Sharyn fidgeted in the third-floor hallway as some guy talked at her, listing things she had to do—and the things she’d better not do, while working in the Capitol. Sharyn was trying to stay in character, but lectures had never been her favorite pastime.
“Remember, young lady,” the guy instructed, “being here is one of the easiest privileges in the world to lose. Ah, here’s Mr. O’Mally. Mr. O’Mally, I believe you’ve met Ms. Baker?”
“I have indeed, Mr. Stanz. In fact, this here’s Andy Forbes, the other new page. Ginger, this is Jerry Stanz, my good right arm.”
Stanz eyed me as if I was something he’d stepped in. “Nice to meet you, Mr. Forbes.”
“You, too,” I said.
O’Mally faced Sharyn. “Ms. Baker, have you been advised of the do’s and dont’s?”
“Yes, sir,” Sharyn replied, courageously suppressing an eye roll.
“You’ll have to forgive us. Normally, a page goes through an orientation that does a slower and more thorough job of it. But given your unique circumstances …”
>
“I understand, sir,” she said.
“Good.”
Stanz asked, “Should I be orienting Mr. Forbes as well?”

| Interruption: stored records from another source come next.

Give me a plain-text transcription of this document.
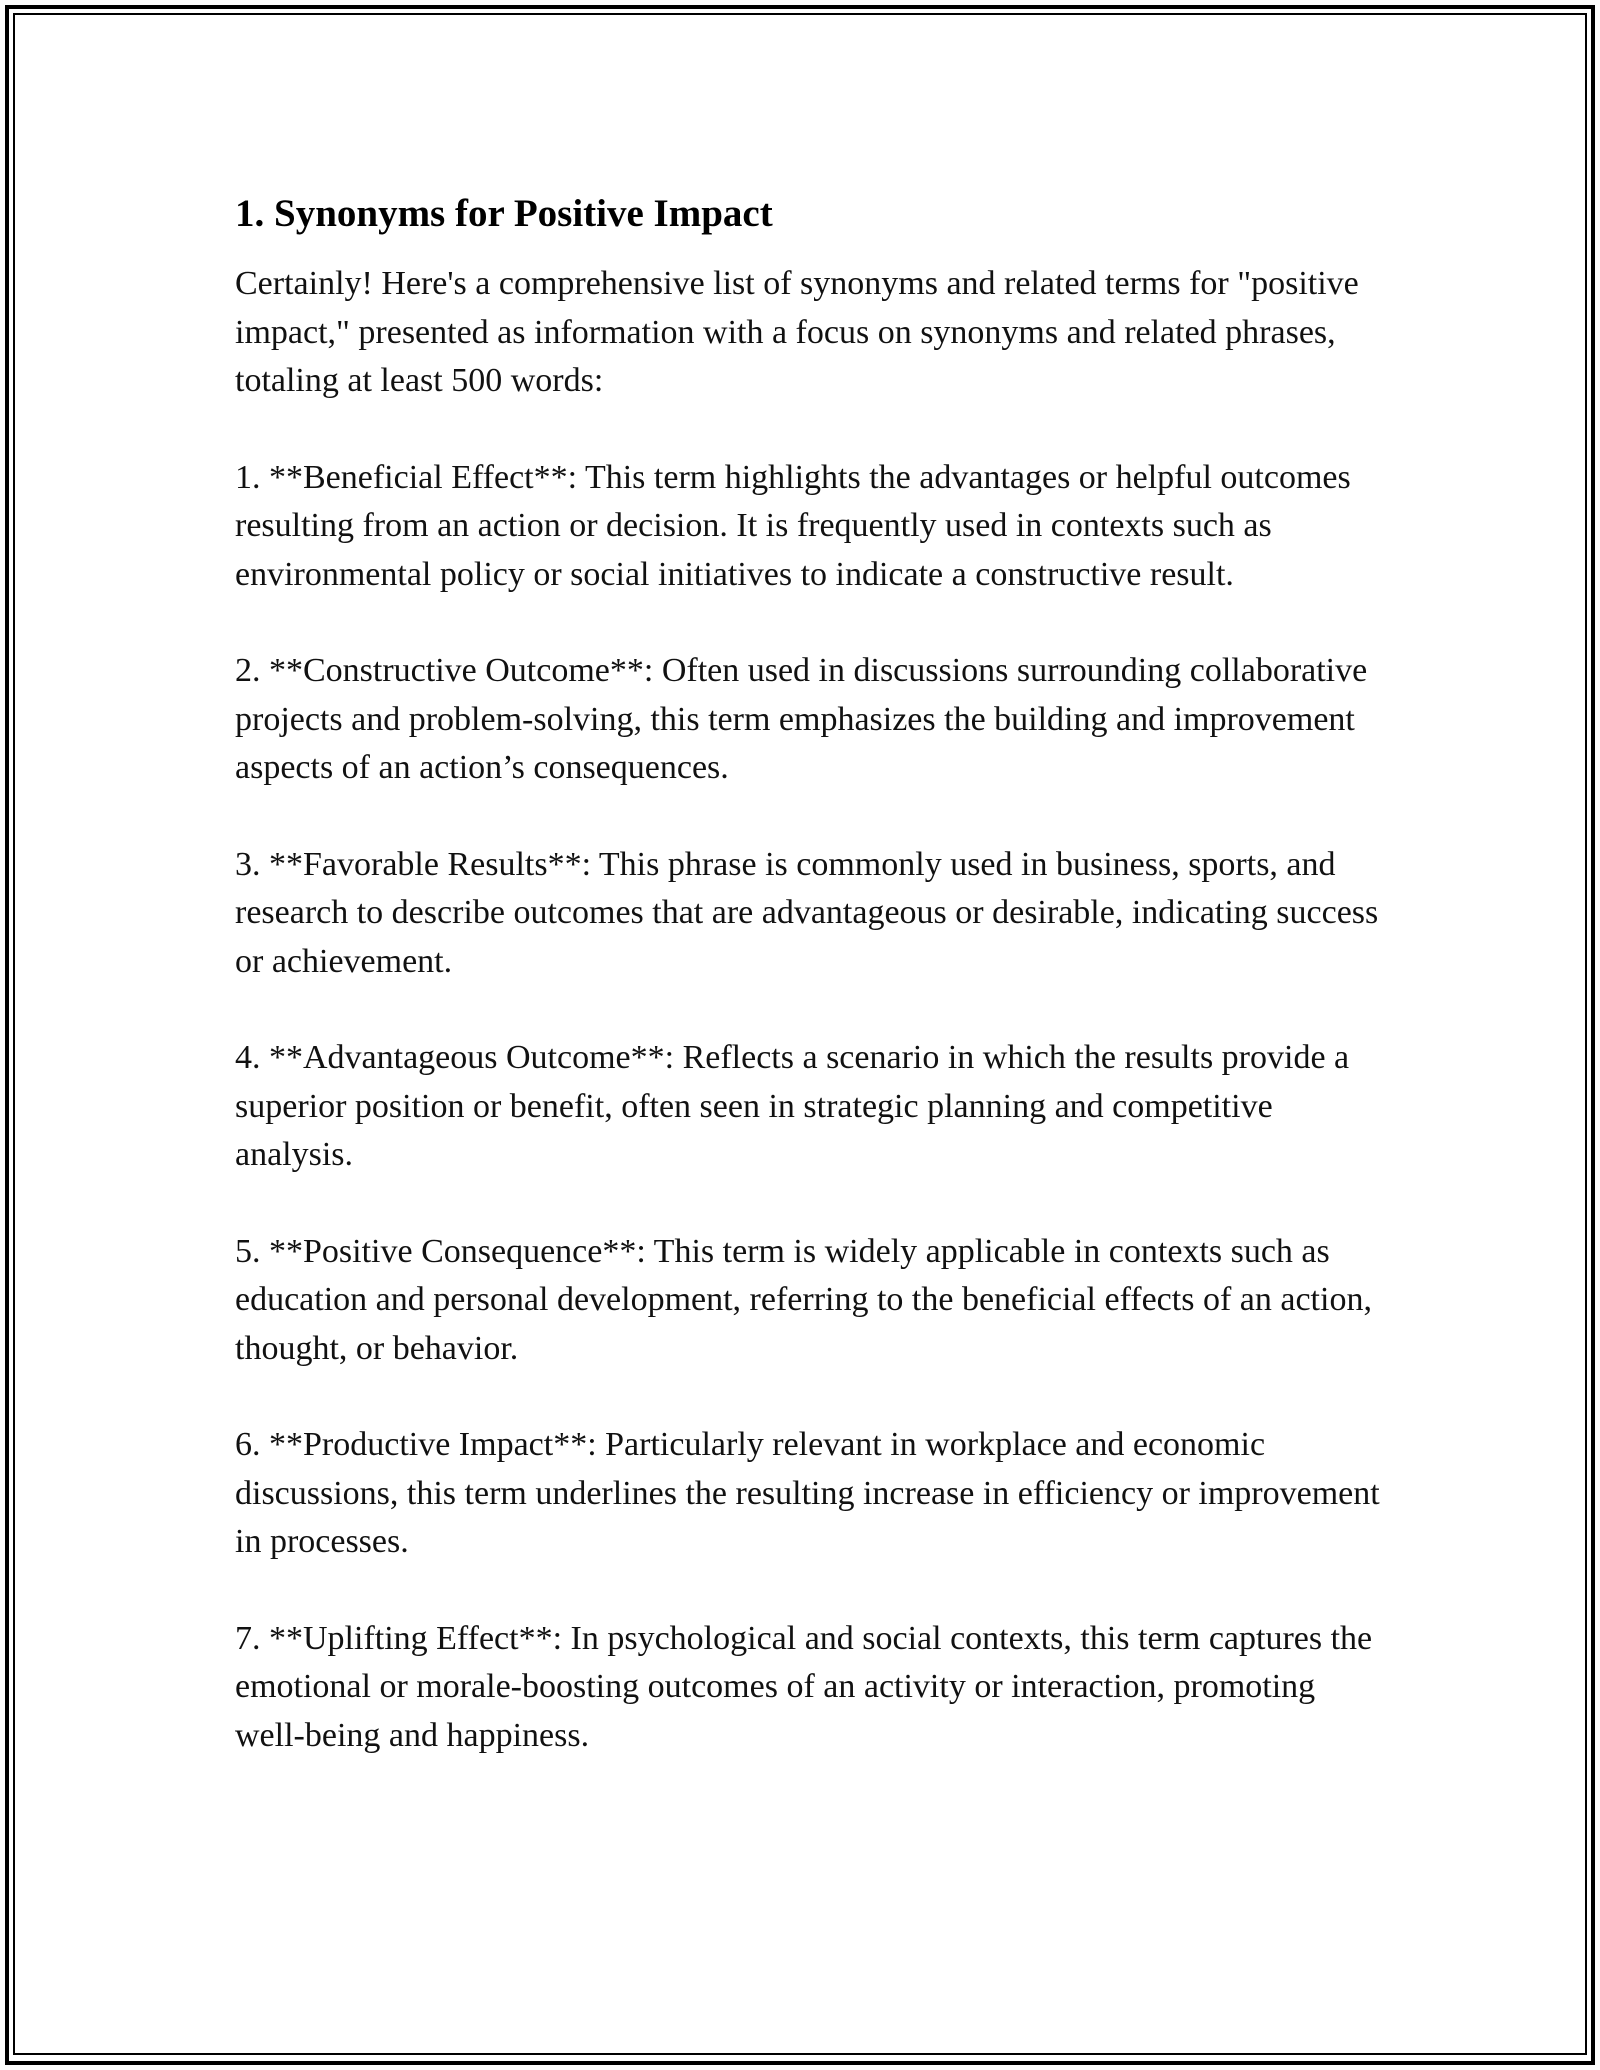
1. Synonyms for Positive Impact

Certainly! Here's a comprehensive list of synonyms and related terms for "positive impact," presented as information with a focus on synonyms and related phrases, totaling at least 500 words:

1. **Beneficial Effect**: This term highlights the advantages or helpful outcomes resulting from an action or decision. It is frequently used in contexts such as environmental policy or social initiatives to indicate a constructive result.

2. **Constructive Outcome**: Often used in discussions surrounding collaborative projects and problem-solving, this term emphasizes the building and improvement aspects of an action’s consequences.

3. **Favorable Results**: This phrase is commonly used in business, sports, and research to describe outcomes that are advantageous or desirable, indicating success or achievement.

4. **Advantageous Outcome**: Reflects a scenario in which the results provide a superior position or benefit, often seen in strategic planning and competitive analysis.

5. **Positive Consequence**: This term is widely applicable in contexts such as education and personal development, referring to the beneficial effects of an action, thought, or behavior.

6. **Productive Impact**: Particularly relevant in workplace and economic discussions, this term underlines the resulting increase in efficiency or improvement in processes.

7. **Uplifting Effect**: In psychological and social contexts, this term captures the emotional or morale-boosting outcomes of an activity or interaction, promoting well-being and happiness.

O’Mally waved him off. “Ms. Baker can fill him in on the details. For now, Ginger, here’s the bottom line: You do whatever you’re told. You don’t speak unless spoken to and, when in doubt, come to me or Mr. Stanz here. You’ll never get in trouble for asking a question. Clear?”
“Clear,” I said.
He eyed me carefully. “Good. Now let me ask you a question.”
“Okay.”
“You mind me calling you Ginger?”
I looked him right in the eye and replied, “I hate it.”

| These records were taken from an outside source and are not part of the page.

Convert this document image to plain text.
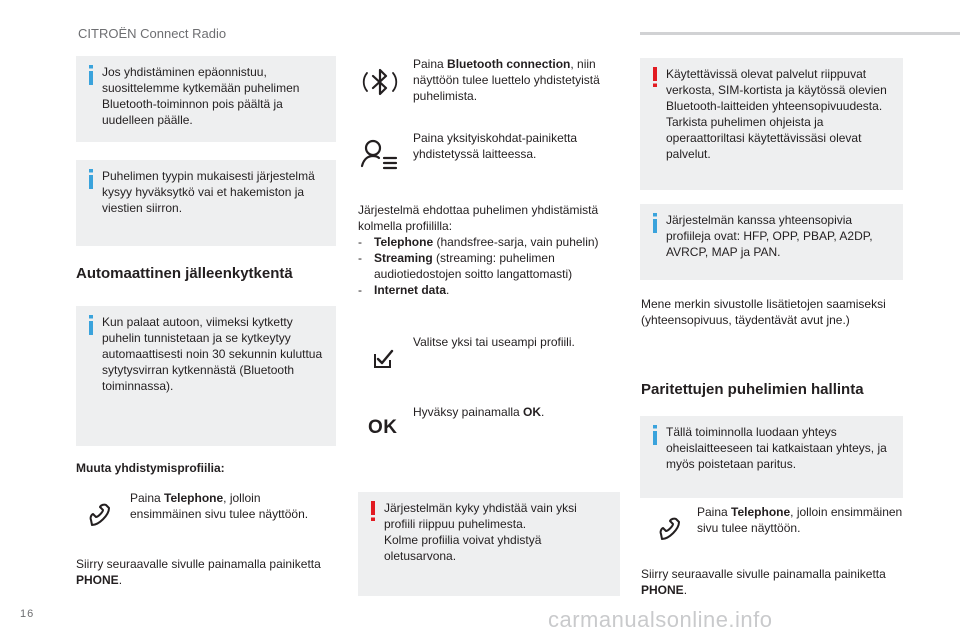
CITROËN Connect Radio

Jos yhdistäminen epäonnistuu, suosittelemme kytkemään puhelimen Bluetooth-toiminnon pois päältä ja uudelleen päälle.

Puhelimen tyypin mukaisesti järjestelmä kysyy hyväksytkö vai et hakemiston ja viestien siirron.

Automaattinen jälleenkytkentä

Kun palaat autoon, viimeksi kytketty puhelin tunnistetaan ja se kytkeytyy automaattisesti noin 30 sekunnin kuluttua sytytysvirran kytkennästä (Bluetooth toiminnassa).

Muuta yhdistymisprofiilia:

Paina Telephone, jolloin ensimmäinen sivu tulee näyttöön.

Siirry seuraavalle sivulle painamalla painiketta PHONE.

Paina Bluetooth connection, niin näyttöön tulee luettelo yhdistetyistä puhelimista.

Paina yksityiskohdat-painiketta yhdistetyssä laitteessa.

Järjestelmä ehdottaa puhelimen yhdistämistä kolmella profiililla:

- Telephone (handsfree-sarja, vain puhelin)
- Streaming (streaming: puhelimen audiotiedostojen soitto langattomasti)
- Internet data.

Valitse yksi tai useampi profiili.

OK

Hyväksy painamalla OK.

Järjestelmän kyky yhdistää vain yksi profiili riippuu puhelimesta.

Kolme profiilia voivat yhdistyä oletusarvona.

Käytettävissä olevat palvelut riippuvat verkosta, SIM-kortista ja käytössä olevien Bluetooth-laitteiden yhteensopivuudesta. Tarkista puhelimen ohjeista ja operaattoriltasi käytettävissäsi olevat palvelut.

Järjestelmän kanssa yhteensopivia profiileja ovat: HFP, OPP, PBAP, A2DP, AVRCP, MAP ja PAN.

Mene merkin sivustolle lisätietojen saamiseksi (yhteensopivuus, täydentävät avut jne.)

Paritettujen puhelimien hallinta

Tällä toiminnolla luodaan yhteys oheislaitteeseen tai katkaistaan yhteys, ja myös poistetaan paritus.

Paina Telephone, jolloin ensimmäinen sivu tulee näyttöön.

Siirry seuraavalle sivulle painamalla painiketta PHONE.

16	carmanualsonline.info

He burst out laughing. “Finally! A little honesty in this godforsaken building! Andy, my boy, you and I’ll get along just fine. Mr. Stanz, these two will spend the next hour watching our favorite lawmakers in glorious action. Escort them there and make sure they understand the protocols.”
“Of course, Mr. O’Mally.”
The Sergeant at Arms of the United States Senate slapped us both on the back—hard. “Welcome to the Capitol, kids!”
Know how they tell you never to talk in libraries? Well that’s nothing compared to the gag order in the Senate chamber.
You so much as cough and a guy with a gun glares at you. Shuffle your feet too loud and a hand lands on your shoulder like a twenty-pound weight. And laugh? Well, trust me, don’t laugh.
The chamber is rectangular, two stories high, and windowless, being located in the center of the Capitol’s north wing. On the floor, a hundred polished wooden desks, one for each senator, are set up in a precise semi-circle, all facing a raised platform—called a rostrum, where the president of the Senate, who’s also the vice president of the United States, presides.
Except he wasn’t there today.
Later on, while eating lunch with the other pages, we learned that the vice president is almost never in the Senate chamber. Presiding over the Senate, which means keeping arguments from getting too nasty, is usually assigned to new—or “freshman”—senators.